Semasa kuliah, saya biasa baik bus saat mudik (baca: minta sangu kuliah). Dalam perjalanan itu, sekitaran Terminal Tirtonadi adalah salah satu spot paling berkesan bagi saya. Lumayan banyak tuna wisma yang keleleran di pinggir jalan area itu. Pemandangan itu mengusik batin saya: siapa yang menjamin hidup saya tak seperti mereka, atau bahkan lebih buruk? Kengerian yang logis tentang masa depan.
Sekarang, tiap hari saya disuguhi pemandangan yang nyaris sama saat nyegat bus ke kampus.

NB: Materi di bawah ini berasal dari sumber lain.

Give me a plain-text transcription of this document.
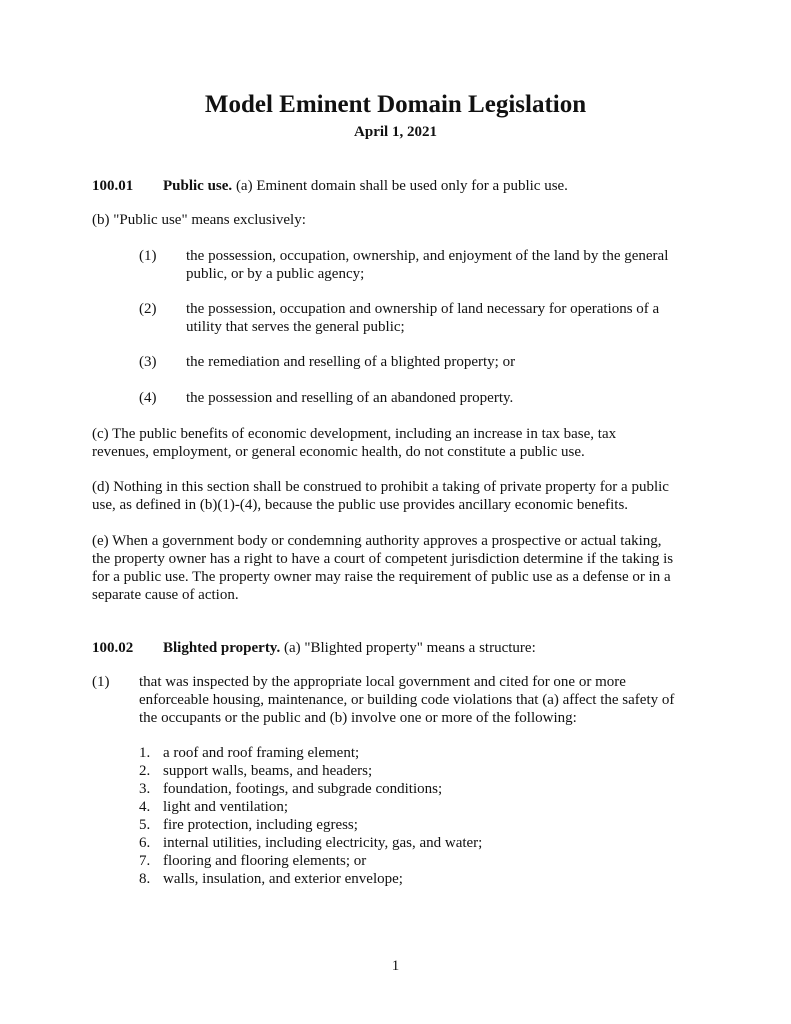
Model Eminent Domain Legislation
April 1, 2021
100.01 Public use. (a) Eminent domain shall be used only for a public use.
(b) "Public use" means exclusively:
(1) the possession, occupation, ownership, and enjoyment of the land by the general
public, or by a public agency;
(2) the possession, occupation and ownership of land necessary for operations of a
utility that serves the general public;
(3) the remediation and reselling of a blighted property; or
(4) the possession and reselling of an abandoned property.
(c) The public benefits of economic development, including an increase in tax base, tax
revenues, employment, or general economic health, do not constitute a public use.
(d) Nothing in this section shall be construed to prohibit a taking of private property for a public
use, as defined in (b)(1)-(4), because the public use provides ancillary economic benefits.
(e) When a government body or condemning authority approves a prospective or actual taking,
the property owner has a right to have a court of competent jurisdiction determine if the taking is
for a public use. The property owner may raise the requirement of public use as a defense or in a
separate cause of action.
100.02 Blighted property. (a) "Blighted property" means a structure:
(1) that was inspected by the appropriate local government and cited for one or more
enforceable housing, maintenance, or building code violations that (a) affect the safety of
the occupants or the public and (b) involve one or more of the following:
1. a roof and roof framing element;
2. support walls, beams, and headers;
3. foundation, footings, and subgrade conditions;
4. light and ventilation;
5. fire protection, including egress;
6. internal utilities, including electricity, gas, and water;
7. flooring and flooring elements; or
8. walls, insulation, and exterior envelope;
1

Bedanya, saya tidak terlalu waswas lagi mikir diri sendiri, saya sudah punya rumah dari hasil kerja merayu orang tua. Alhamdulillah sekali, bestie. Kekhawatiran beralih pada nasib anak-anak muda yang sering saya temui. Banyak analis memprediksi bahwa generasi mereka akan sulit punya rumah sendiri. Sulit nyari kerja, dapat kerja gajinya tak seberapa.
Saya beneran gelisah, ingin berbuat sesuatu untuk mereka agar mampu bersaing di dunia kerja. Rezeki memang sudah dijamin, tapi jangan lupakan mereka yang mati kelaparan karena miskin. Tuhan tidak berkewajiban membuat kita kaya. Kita harus berusaha. Saya barangkali cuma bisa ngomel, nyuruh mereka belajar. Mau apa lagi, saya tidak punya cukup modal untuk memberi mereka uang semiliar sebagai bekal. Saya akan mendorong, menginjak, menggebuk, apapun yang saya bisa. Mereka jadi makin kuat atau justru babak belur tergantung mereka sendiri.
Hidup saya saja masih agak semrawut, kok sok-sokan ngurusi masa depan orang? Mau bagaimana lagi, saya ini guru yang pekerjaannya mengubah kehidupan, mencerahkan masa depan. Allahu akbar.
Percayalah, uang dapat mengubah orang. Saya punya teman-teman yang dulu saleh-salehah, namun sekarang jadi penipu, utang lalu menghilang, perkara haram dilakoni demi sesuap nasi. Menyedihkan sekali. Benar kata Nabi bahwa kefakiran dekat dengan kekufuran. Seorang alim pernah ditanya mengapa dia mencintai dinar, ia menjawab bahwa dinar akan menjauhkan wajahnya dari kehinaan (meminta-minta).